Film-maker Michael Moore has taken legal action against producers Bob and Harvey Weinstein, claiming he is owed millions in profits for his 2004 documentary Fahrenheit 9/11.
Moore claims the brothers used "Hollywood accounting tricks" to keep him from receiving $2.7m (£1.67m).
According to legal papers, an audit brought several alleged irregularities to light.
A lawyer for the Weinsteins called the claims "hogwash".
Moore alleges his agreement with the Weinstein brothers was to split all profits equally.
But the Oscar-winning director claims "grossly excessive and unreasonable" expenses were deducted before those profits were calculated.
He claims audits show money was deducted for advertising costs that was never spent, and that a private jet was hired to fly one of the brothers to Europe.
The Weinsteins' lawyer, Bert Fields, said Moore's suit should be dismissed.
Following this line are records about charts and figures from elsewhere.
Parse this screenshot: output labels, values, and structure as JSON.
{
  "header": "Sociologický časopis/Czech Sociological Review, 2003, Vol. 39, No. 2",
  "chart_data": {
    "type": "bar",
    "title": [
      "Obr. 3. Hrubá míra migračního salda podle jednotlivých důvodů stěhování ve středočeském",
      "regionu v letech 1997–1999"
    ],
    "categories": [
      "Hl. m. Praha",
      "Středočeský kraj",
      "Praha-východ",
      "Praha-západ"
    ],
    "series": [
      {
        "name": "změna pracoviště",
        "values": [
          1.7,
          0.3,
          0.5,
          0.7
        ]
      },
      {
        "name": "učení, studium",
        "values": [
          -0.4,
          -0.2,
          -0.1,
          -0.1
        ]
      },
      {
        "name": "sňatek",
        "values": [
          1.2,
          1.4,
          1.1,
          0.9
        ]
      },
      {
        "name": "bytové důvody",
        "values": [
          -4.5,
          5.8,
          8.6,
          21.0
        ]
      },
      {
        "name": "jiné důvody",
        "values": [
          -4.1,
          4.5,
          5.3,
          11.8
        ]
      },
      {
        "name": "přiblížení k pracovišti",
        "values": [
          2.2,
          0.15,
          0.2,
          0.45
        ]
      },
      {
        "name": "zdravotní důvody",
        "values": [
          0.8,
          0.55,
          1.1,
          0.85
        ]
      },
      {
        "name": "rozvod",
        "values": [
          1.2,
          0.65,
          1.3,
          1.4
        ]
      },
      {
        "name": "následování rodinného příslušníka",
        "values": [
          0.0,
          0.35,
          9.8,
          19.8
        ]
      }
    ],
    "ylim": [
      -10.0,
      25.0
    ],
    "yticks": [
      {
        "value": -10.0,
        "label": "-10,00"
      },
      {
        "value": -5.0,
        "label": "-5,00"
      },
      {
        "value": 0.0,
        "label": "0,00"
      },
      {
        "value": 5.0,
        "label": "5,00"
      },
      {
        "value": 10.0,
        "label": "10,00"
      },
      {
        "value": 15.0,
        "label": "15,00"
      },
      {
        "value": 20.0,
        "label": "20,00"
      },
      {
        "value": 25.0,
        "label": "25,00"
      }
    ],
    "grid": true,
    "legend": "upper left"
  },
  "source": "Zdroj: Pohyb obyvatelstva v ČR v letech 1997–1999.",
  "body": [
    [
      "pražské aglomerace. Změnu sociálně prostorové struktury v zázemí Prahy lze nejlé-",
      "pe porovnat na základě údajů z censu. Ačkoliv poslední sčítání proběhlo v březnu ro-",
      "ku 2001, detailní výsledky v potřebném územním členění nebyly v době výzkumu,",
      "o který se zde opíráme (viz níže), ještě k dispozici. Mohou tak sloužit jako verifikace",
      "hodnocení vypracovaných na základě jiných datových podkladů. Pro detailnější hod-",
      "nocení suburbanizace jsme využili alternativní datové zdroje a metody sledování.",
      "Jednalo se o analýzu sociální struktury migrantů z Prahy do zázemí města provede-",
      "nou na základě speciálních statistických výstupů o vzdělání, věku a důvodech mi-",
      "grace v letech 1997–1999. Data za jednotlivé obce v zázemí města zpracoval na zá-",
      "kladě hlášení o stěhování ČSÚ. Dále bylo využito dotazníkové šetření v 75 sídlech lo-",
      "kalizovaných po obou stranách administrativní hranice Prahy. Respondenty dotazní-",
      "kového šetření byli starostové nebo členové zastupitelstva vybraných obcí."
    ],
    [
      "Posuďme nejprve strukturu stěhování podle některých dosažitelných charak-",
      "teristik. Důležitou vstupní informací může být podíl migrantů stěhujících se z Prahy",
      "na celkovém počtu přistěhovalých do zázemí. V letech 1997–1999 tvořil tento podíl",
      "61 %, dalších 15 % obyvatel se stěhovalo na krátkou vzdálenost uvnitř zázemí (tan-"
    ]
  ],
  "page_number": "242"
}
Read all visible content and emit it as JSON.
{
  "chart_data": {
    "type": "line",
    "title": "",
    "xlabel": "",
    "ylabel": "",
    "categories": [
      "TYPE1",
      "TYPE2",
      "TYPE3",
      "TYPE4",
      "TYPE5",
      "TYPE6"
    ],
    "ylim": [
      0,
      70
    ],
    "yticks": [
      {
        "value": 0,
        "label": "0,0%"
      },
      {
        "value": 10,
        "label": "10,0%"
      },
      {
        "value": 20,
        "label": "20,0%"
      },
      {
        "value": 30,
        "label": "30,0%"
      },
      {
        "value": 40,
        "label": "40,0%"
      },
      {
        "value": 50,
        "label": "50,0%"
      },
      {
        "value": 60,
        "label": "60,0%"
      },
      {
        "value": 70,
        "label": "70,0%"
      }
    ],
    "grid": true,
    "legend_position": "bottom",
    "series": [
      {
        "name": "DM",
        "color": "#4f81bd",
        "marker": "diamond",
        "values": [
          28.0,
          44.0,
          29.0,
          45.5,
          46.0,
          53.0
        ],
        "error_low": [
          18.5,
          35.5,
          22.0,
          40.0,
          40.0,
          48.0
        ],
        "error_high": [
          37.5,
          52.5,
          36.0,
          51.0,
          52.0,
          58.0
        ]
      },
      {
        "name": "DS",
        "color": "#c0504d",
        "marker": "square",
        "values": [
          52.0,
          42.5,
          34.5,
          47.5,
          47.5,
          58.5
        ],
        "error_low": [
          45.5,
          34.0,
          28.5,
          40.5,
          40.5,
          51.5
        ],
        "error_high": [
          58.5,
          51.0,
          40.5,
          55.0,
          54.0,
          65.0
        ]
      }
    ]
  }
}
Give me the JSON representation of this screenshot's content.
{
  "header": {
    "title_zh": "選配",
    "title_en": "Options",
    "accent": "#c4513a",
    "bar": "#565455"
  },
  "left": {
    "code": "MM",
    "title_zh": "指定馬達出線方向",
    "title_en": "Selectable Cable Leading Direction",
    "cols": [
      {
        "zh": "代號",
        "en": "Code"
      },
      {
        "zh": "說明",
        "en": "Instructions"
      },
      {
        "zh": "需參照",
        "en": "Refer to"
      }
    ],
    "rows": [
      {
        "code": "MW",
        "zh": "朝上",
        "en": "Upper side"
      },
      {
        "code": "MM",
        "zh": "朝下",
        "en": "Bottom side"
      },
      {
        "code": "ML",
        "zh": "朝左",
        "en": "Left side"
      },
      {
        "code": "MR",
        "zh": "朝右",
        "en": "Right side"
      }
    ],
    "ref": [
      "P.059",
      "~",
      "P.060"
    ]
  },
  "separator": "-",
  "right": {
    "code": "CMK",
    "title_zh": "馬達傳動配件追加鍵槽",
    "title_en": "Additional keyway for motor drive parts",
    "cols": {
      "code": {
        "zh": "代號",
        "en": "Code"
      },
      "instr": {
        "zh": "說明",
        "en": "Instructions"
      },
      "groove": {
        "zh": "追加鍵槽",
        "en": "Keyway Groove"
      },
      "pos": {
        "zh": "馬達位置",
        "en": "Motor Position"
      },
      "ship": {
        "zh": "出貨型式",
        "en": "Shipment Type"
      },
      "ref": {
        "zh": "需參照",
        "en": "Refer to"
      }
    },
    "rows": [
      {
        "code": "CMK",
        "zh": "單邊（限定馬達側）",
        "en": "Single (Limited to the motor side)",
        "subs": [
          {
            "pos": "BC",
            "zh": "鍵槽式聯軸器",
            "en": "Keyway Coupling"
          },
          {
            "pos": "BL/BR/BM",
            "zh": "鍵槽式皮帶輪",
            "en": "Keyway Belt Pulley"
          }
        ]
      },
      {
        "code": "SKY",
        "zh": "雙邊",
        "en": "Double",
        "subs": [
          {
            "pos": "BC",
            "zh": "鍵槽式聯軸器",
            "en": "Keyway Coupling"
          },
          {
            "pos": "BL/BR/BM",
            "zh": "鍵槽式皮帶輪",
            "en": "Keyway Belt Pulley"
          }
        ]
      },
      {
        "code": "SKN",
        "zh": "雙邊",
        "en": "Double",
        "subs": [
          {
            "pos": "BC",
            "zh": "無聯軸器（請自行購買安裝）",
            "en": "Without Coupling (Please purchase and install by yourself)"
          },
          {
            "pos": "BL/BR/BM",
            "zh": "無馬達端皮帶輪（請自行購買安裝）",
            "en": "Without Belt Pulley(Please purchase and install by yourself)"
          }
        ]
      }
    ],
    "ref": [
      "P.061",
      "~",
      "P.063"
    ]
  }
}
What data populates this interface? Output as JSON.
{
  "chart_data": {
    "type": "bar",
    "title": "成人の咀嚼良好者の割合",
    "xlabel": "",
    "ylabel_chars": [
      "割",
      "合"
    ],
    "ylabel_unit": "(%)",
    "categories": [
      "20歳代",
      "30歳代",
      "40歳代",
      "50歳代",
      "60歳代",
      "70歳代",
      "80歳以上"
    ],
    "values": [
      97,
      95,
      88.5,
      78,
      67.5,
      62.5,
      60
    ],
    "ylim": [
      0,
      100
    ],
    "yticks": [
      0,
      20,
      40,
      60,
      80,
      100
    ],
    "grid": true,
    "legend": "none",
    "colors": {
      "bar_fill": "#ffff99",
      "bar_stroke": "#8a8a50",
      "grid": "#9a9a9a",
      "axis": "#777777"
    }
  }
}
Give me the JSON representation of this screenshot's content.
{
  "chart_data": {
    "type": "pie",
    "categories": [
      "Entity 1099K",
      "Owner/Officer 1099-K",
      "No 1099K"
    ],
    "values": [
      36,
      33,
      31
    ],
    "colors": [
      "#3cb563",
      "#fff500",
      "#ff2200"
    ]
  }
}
"Michael Moore has been paid $20 million (£12.4m) and he claims he should get $2 million (£1.2m) more," Mr Fields said.
"His claims are hogwash. They are totally without merit. He's been paid every dime he's entitled to."
Fahrenheit 9/11, which centred on the Bush administration's actions after the 11 September attacks of 2001, made more than $220 million (£137m) worldwide.
The film - whose title alludes to the Ray Bradbury novel Fahrenheit 451 - won the Palme d'Or at the 2004 Cannes film festival.